Steven Soderbergh, the director behind thriller movie Oceans 11 and disaster movie Contagion, aired his grievances with the most maligned but profitable genre in Hollywood, superhero films. In an interview with The Daily Beast, Soderbergh was asked if he’d like to return to franchise work.
“Not really,” he answered. “I’m not a snob; it’s not that I feel it’s some lower tier in any way. It really becomes about what universe you occupy as a storyteller. I’m just too earthbound to really release myself to a universe in which Newtonian physics don’t exist [laughs].”
The Magic Mike director then said he struggles to relate to the sexless world of the genre. “For a lot of these, for me to understand the world and how to write or supervise the writing of the story and the characters—apart from the fact that I can bend time and defy gravity and shoot beams out of my fingers—there’s no fucking,” he laughed. “Nobody’s fucking! Like, I don’t know how to tell people how to behave in a world in which that is not a thing.”
Soderbergh’s not wrong about the superhero genre being pretty sexless. Most of these action movies are more focused on the exhibition of spectacle than pure exhibitionism, but things are changing.

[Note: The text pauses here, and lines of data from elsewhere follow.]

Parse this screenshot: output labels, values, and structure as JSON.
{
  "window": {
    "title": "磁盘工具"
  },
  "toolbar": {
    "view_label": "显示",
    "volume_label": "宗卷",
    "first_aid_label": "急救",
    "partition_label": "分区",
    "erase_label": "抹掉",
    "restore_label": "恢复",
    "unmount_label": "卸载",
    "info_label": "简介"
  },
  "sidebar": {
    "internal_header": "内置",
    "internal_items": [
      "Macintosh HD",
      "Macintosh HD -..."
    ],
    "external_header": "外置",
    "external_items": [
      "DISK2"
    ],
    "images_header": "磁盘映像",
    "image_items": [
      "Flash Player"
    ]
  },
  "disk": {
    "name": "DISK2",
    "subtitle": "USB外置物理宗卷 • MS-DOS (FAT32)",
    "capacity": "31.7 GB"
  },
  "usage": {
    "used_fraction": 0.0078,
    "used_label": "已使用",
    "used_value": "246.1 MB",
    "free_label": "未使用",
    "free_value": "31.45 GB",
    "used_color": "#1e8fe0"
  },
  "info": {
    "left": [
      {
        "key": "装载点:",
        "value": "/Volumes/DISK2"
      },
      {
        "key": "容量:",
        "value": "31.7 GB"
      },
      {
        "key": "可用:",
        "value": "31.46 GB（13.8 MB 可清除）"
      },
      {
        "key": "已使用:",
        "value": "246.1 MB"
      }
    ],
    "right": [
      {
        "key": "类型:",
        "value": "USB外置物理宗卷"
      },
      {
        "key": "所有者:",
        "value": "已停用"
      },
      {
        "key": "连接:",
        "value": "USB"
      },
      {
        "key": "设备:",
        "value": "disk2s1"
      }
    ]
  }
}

Eternals recently made history as the first Marvel Cinematic Universe movie to feature a sex scene. We say sex scene, it was about as erotic as two action figures being mashed together, but it was something.
Sexlessness isn’t just an issue in superhero movies, though. It’s something that’s infected a lot of modern blockbusters, most of which are pretty chaste these days. A piece by The Guardian broke down the reason for the death of the sex scene, and it’s got less to do with a new wave of prudishness in Hollywood and more to do with the bottom line.
Basically, if you put a sex scene in your movie, you’re more likely to get an R-rating which limits your potential audience and, therefore, your box office. Studios just aren’t willing to take the financial hit to titillate audiences anymore.